Breakeven Stop
Definition
A break-even price describes a change of value that corresponds to just covering one's initial investment or cost. Traders may use break-even prices to understand where a securities price must go to make a trade profitable after costs, fees, and taxes have been taken into account.
The Breakeven Stop strategy uses the PowerLanguage keyword SetBreakEven to place an order to exit all shares or contracts in all positions once a specified profit floor has been reached. The profit floor can be set on a total position basis, or on one contract/one share basis. The profit target amount is determined by the FloorAmt input. When the profit exceeds the breakeven profit floor, a stop exit order is generated at the entry price of the position. Check the related article on Strategy Properties for more info. The stop orders are stop market orders. If the price falls back to the entry price, a market order is generated and sent into the market. Breakeven Stop can be used to close both long and short positions.

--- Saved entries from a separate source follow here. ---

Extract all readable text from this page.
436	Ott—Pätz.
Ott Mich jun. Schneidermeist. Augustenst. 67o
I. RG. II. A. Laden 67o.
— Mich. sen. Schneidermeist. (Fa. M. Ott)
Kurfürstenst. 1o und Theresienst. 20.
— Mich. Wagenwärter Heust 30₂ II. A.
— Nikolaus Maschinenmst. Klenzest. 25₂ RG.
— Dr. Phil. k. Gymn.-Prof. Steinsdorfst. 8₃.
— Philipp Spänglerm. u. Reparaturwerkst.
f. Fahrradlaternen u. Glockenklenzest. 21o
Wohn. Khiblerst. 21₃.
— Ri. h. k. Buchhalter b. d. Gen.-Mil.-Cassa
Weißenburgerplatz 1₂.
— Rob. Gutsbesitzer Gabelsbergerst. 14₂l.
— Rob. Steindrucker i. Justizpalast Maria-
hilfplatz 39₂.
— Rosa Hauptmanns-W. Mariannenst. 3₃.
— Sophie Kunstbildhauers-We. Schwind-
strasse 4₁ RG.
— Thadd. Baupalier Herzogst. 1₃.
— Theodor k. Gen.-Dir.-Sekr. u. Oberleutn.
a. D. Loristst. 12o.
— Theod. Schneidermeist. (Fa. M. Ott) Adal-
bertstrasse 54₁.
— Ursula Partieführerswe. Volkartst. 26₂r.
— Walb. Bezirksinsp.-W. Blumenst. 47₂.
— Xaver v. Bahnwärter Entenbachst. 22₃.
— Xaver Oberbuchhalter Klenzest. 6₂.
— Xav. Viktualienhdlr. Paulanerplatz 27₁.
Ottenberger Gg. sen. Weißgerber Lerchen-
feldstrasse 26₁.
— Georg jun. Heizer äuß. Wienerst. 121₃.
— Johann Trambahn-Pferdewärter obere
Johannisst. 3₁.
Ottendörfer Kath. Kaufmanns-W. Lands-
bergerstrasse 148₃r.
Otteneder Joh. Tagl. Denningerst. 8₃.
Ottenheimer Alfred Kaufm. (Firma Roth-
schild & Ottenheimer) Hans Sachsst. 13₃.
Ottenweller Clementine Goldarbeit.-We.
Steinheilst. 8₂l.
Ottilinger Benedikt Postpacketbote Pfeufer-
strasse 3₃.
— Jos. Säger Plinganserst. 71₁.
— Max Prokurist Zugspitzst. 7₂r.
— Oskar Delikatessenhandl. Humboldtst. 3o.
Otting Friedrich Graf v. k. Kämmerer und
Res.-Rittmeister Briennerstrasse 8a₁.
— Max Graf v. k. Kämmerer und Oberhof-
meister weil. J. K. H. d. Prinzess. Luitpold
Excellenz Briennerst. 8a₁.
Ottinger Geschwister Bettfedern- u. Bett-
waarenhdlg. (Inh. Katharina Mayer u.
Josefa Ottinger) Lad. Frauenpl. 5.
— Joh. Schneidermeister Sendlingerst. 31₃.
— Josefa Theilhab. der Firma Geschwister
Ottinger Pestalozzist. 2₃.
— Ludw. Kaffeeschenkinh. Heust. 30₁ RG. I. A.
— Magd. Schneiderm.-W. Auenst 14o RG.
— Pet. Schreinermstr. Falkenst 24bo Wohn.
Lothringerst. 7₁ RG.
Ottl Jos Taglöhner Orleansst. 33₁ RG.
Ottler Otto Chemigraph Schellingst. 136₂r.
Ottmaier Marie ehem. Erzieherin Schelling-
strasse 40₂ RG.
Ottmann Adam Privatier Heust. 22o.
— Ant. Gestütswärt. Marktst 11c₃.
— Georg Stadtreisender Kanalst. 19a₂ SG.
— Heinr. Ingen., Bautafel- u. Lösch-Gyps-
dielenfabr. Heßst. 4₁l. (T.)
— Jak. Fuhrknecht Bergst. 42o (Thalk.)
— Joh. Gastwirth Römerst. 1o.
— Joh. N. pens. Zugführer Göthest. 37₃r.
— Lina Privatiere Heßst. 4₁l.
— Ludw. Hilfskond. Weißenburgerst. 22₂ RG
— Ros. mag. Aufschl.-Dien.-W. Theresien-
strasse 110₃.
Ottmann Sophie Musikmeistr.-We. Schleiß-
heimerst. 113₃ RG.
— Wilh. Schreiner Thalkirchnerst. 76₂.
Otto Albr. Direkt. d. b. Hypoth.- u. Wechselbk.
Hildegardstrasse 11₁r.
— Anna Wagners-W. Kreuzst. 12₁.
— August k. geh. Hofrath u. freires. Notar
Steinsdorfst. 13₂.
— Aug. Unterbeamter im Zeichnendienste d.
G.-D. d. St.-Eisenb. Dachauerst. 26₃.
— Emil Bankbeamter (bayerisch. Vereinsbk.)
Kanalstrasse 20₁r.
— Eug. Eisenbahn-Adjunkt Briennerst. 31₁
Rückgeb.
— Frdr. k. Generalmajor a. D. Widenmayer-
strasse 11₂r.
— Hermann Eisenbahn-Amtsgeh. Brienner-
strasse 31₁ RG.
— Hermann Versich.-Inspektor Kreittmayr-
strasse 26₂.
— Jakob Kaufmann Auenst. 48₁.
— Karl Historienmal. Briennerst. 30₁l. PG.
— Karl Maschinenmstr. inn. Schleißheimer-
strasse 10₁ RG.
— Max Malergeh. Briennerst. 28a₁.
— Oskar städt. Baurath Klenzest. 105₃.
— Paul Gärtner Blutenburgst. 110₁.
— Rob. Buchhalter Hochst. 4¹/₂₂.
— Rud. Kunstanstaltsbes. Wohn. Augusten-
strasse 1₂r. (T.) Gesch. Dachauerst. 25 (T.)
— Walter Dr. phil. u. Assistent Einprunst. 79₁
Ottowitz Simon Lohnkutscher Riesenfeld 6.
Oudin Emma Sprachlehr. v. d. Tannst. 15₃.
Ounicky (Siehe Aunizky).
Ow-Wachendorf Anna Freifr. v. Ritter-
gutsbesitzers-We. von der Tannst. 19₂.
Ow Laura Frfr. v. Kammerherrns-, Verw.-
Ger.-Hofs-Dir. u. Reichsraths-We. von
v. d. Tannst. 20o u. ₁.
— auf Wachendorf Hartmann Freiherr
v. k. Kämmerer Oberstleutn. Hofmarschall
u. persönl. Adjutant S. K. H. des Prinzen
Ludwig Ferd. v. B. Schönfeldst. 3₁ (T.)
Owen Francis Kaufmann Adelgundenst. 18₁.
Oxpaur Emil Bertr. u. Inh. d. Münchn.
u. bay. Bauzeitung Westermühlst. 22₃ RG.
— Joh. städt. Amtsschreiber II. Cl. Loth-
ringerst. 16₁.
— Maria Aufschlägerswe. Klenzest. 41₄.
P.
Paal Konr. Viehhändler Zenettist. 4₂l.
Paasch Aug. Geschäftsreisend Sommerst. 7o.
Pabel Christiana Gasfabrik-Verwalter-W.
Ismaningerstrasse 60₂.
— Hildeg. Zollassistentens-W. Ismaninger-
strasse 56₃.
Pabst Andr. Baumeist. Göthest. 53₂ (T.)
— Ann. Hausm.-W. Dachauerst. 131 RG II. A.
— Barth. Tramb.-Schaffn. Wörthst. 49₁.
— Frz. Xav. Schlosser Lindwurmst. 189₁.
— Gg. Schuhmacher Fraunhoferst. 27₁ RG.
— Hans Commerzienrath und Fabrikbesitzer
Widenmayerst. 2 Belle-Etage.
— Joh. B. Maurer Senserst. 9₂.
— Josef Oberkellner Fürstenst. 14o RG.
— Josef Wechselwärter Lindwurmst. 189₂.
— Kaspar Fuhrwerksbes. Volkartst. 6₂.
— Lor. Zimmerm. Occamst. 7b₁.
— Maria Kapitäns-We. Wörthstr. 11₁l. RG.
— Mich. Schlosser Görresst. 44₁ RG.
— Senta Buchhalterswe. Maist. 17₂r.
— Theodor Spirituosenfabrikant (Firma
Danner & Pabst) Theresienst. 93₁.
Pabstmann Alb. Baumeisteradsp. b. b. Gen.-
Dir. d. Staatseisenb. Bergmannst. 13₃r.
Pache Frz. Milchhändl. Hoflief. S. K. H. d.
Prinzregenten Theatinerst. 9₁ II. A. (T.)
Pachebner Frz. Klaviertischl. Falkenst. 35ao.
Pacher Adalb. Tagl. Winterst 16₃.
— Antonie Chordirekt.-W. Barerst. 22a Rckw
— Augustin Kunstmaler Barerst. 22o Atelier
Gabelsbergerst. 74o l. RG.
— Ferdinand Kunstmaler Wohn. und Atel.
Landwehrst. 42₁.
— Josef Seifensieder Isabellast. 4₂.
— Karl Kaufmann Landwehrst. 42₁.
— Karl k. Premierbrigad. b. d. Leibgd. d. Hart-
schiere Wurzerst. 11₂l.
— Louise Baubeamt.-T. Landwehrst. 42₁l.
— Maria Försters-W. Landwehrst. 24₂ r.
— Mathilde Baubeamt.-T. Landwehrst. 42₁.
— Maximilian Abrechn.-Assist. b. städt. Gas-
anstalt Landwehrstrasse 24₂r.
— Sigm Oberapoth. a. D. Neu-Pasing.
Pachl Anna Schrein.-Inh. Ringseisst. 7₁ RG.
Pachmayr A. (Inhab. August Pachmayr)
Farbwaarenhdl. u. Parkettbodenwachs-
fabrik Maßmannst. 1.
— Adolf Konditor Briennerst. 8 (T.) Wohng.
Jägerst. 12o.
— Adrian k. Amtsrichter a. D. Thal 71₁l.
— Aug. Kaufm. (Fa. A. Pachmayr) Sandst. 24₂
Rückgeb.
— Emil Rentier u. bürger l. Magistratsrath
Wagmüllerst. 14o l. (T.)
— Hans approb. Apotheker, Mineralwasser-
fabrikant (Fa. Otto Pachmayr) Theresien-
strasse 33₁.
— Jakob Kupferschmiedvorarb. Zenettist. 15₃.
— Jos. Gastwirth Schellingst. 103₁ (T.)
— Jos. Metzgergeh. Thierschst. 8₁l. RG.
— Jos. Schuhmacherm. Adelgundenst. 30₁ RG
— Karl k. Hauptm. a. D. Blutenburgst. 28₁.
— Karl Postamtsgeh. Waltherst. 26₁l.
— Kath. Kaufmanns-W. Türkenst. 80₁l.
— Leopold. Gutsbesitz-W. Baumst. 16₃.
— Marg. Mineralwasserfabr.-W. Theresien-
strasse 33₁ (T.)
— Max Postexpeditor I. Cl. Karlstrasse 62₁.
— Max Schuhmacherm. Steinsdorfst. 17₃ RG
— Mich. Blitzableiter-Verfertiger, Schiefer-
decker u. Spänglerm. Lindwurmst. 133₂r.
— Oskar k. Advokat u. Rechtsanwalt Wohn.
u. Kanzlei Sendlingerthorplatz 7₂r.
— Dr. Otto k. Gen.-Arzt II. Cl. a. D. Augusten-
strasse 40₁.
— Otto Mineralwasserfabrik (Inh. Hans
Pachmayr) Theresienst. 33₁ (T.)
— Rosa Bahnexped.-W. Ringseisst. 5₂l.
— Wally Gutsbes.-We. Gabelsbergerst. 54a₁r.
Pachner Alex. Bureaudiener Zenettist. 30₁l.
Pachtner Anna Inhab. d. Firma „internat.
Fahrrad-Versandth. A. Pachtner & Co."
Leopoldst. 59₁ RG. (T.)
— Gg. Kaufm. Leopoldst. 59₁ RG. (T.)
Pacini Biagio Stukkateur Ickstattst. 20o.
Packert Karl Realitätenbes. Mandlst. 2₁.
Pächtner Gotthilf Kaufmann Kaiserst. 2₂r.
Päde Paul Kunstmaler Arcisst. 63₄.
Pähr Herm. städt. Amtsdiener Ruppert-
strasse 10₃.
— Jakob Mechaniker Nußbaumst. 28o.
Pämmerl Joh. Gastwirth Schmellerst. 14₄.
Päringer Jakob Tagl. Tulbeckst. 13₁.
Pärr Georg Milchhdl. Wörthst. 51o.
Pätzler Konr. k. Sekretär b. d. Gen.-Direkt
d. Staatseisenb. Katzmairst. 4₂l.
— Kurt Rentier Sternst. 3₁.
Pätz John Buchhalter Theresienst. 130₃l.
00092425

The Breakeven Stop strategy only takes effect once a certain level of profit is reached, so it is possible that in a given position, it may never take effect. Check the related articles on Breakeven Stop LX and Breakeven Stop SX.
Default Inputs
PositionBasis sets whether the breakeven floor is calculated on a position or per share basis, false by default. To calculate profit per position, enter true.
FloorAmt sets the profit amount (in USD) that must be exceeded before the breakeven stop is activated, 1 by default.